One solution is acquiring businesses in high-growth parts of your industry, and Camden, N.J.-based Campbell is already doing that. This month it agreed to buy Garden Fresh Gourmet, a manufacturer of refrigerated salsa, hummus, dips and tortilla chips. The acquisition will become a part of the Campbell Packaged Fresh division, which already includes Bolthouse Farms.
Here are three reasons why more strategic acquisitions will be good for Campbell:
They give Campbell Soup instant access to faster-growing segments. Consumers are making a massive shift toward healthier food. Gluten-free, organic and natural food products are dominating growth in the industry. This former fad is here to stay.
The Organic Trade Association reported that a record number of consumers are reading labels. They want to know the ingredients in the products they purchase at the grocery store. Sales of organic foods experienced double-digit gains last year, and the market is now worth $35 billion, according to a report from the OTA.
A recent CNBC article said that even baby boomers, who grew up on products including Campbell's soups, are becoming extremely health conscious in their food-purchasing decisions. When people buy less soup, retailers keep less in inventory. This can turn into a downward spiral, as shelf space starts to grow for the products that are resonating with American consumers.
A company like Campbell, with an iconic brand, struggling with its core product offering, has to devote more resources to strategic acquisitions to better respond to the shift in consumer taste. An aggressive merger and acquisition strategy gives Campbell instant access to newer entrants that promise healthier and more wholesome food options.
We saw General Mills (GIS) make a move by acquiring Annie's Homegrown, a big natural and organic food producer. Other players, such as Kellogg (K) and ConAgra (CAG), are in the same boat and are likely looking at some potential targets of their own.
A company such as Campbell Soup can grow only two ways: organically, through successful product launches; or through intelligent strategic acquisitions. But organic growth (no pun intended) can be difficult for big companies, because it involves conceiving and then introducing breakthrough products. Easier said than done. It's less difficult to devote more resources to acquire the companies that are already successful in the market segment that you so desperately need.

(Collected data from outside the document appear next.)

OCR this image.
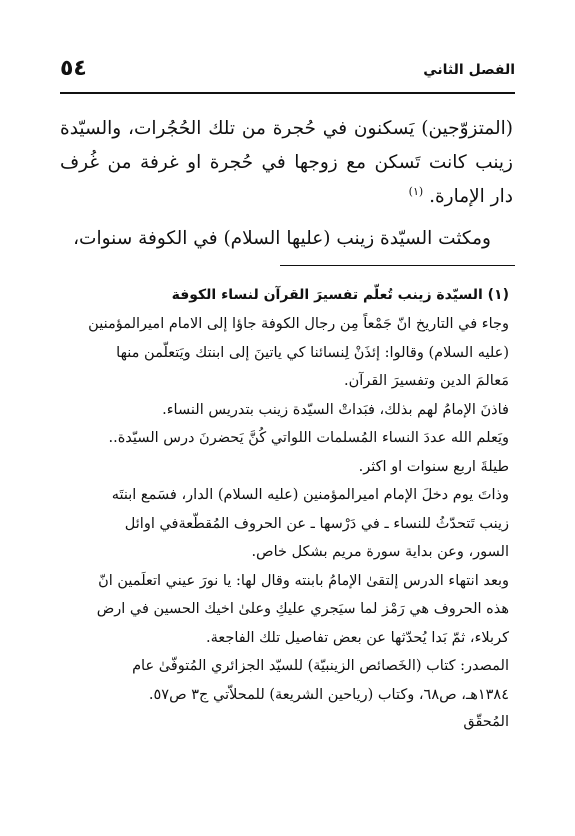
الفصل الثاني
٥٤

(المتزوّجين) يَسكنون في حُجرة من تلك الحُجُرات، والسيّدة زينب كانت تَسكن مع زوجها في حُجرة او غرفة من غُرف دار الإمارة. $^{(١)}$

ومكثت السيّدة زينب (عليها السلام) في الكوفة سنوات،

(١) السيّدة زينب تُعلّم تفسيرَ القرآن لنساء الكوفة

وجاء في التاريخ انّ جَمْعاً مِن رجال الكوفة جاؤا إلى الامام اميرالمؤمنين

(عليه السلام) وقالوا: إئذَنْ لِنسائنا كي ياتينَ إلى ابنتك ويَتعلّمن منها

مَعالمَ الدين وتفسيرَ القرآن.

فاذنَ الإمامُ لهم بذلك، فبَداتْ السيّدة زينب بتدريس النساء.

ويَعلم الله عددَ النساء المُسلمات اللواتي كُنَّ يَحضرنَ درس السيّدة..

طيلةَ اربع سنوات او اكثر.

وذاتَ يوم دخلَ الإمام اميرالمؤمنين (عليه السلام) الدار، فسَمع ابنتَه

زينب تَتحدّثُ للنساء ـ في دَرْسها ـ عن الحروف المُقطّعةفي اوائل

السور، وعن بداية سورة مريم بشكل خاص.

وبعد انتهاء الدرس إلتقىٰ الإمامُ بابنته وقال لها: يا نورَ عيني اتعلَمين انّ

هذه الحروف هي رَمْز لما سيَجري عليكِ وعلىٰ اخيك الحسين في ارض

كربلاء، ثمّ بَدا يُحدّثها عن بعض تفاصيل تلك الفاجعة.

المصدر: كتاب (الخَصائص الزينبيّة) للسيّد الجزائري المُتوفّىٰ عام

١٣٨٤هـ، ص٦٨، وكتاب (رياحين الشريعة) للمحلاّتي ج٣ ص٥٧.

المُحقّق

They complement the company's existing reorganization and cost-cutting plans. There's a big push in the food industry to cut costs, and Campbell has jumped on board. A major catalyst for this push has been 3G Capital. Its move to combine Heinz and Kraft Foods (KRFT) has been the biggest deal in the industry this year and created major awareness of cost-cutting initiatives. 3G Capital's model of zero-based budgeting has already been adopted internally at Campbell Soup, which says it has found ways to reduce $200 million in expenses.
But while costing-cutting is important for a company to remain competitive in the food business, too much of it can eventually cause harm. Campbell Soup will need to complement its cost-cutting strategies with an expansion into smaller specialty brands that are growing much faster than its core product line.

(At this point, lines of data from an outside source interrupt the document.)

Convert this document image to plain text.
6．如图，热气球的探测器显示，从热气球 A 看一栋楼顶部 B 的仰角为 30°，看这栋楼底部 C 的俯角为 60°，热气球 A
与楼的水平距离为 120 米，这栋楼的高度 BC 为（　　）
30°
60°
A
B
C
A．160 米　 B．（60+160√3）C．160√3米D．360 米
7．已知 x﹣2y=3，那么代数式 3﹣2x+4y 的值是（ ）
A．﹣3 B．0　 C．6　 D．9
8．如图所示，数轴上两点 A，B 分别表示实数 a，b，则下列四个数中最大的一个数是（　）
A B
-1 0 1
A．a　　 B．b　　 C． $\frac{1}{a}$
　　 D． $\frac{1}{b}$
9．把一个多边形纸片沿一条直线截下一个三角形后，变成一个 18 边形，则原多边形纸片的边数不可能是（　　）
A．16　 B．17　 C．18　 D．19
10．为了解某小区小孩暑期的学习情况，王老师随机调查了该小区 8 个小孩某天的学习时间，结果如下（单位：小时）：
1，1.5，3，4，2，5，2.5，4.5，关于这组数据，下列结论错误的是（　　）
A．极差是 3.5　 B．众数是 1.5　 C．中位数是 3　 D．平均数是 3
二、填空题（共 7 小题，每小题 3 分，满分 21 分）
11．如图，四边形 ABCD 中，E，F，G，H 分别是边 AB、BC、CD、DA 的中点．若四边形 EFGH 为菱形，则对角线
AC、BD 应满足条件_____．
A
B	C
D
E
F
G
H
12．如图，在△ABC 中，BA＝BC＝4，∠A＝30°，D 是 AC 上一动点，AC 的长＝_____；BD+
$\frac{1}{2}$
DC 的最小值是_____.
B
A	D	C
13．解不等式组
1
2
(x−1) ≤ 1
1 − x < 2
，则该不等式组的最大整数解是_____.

It's unclear whether Campbell is trying to get in shape for a race for dominance or is mirroring what the prettiest girl at the dance is looking for in a new partner.

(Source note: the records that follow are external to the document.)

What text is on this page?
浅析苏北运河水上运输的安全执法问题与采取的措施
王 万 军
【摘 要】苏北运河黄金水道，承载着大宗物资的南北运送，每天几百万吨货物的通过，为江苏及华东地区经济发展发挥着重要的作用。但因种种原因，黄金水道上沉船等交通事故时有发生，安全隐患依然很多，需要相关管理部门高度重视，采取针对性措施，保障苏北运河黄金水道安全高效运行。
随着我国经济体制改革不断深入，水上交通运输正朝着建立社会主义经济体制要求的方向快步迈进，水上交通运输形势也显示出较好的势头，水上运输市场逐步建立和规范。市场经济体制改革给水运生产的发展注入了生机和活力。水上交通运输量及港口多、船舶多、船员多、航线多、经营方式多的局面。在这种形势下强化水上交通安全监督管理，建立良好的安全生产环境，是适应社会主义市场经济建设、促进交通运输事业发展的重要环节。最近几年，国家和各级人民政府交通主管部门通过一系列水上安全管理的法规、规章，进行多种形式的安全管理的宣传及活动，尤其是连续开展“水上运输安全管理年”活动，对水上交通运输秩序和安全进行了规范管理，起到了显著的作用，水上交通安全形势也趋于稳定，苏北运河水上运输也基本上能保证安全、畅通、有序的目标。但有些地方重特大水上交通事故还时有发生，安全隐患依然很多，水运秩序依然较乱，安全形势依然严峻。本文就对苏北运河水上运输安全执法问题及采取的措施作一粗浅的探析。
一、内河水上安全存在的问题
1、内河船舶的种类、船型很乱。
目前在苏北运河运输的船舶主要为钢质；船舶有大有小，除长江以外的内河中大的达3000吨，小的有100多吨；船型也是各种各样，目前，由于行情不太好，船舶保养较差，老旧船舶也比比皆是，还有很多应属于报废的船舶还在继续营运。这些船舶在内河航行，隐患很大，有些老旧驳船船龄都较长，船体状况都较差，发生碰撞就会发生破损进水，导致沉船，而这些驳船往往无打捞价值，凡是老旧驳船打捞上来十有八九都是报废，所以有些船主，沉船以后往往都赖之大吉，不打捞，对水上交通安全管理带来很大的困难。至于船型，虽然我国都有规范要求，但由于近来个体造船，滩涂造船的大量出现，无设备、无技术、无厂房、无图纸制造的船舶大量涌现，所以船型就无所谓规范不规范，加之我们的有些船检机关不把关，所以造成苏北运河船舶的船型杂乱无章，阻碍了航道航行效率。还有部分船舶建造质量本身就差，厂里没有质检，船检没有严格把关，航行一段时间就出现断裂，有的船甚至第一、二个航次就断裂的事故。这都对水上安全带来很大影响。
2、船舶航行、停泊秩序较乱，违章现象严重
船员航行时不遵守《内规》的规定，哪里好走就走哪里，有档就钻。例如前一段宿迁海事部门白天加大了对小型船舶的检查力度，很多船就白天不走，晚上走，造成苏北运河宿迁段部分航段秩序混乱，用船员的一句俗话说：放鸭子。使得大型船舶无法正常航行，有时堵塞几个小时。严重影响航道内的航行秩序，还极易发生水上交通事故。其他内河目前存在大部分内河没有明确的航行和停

Will the new vision and cost-cutting, combined with strategic acquisitions in high-growth brands, be enough to keep Campbell competitive as a stand-alone company? Or, is the cost reduction a strategy to improve the appearance of a company faced with some huge obstacles in an effort to attract a buyer?
It will certainly be interesting to watch this play out. Grab some gluten-free cookies and a cold glass of soy milk and enjoy the show!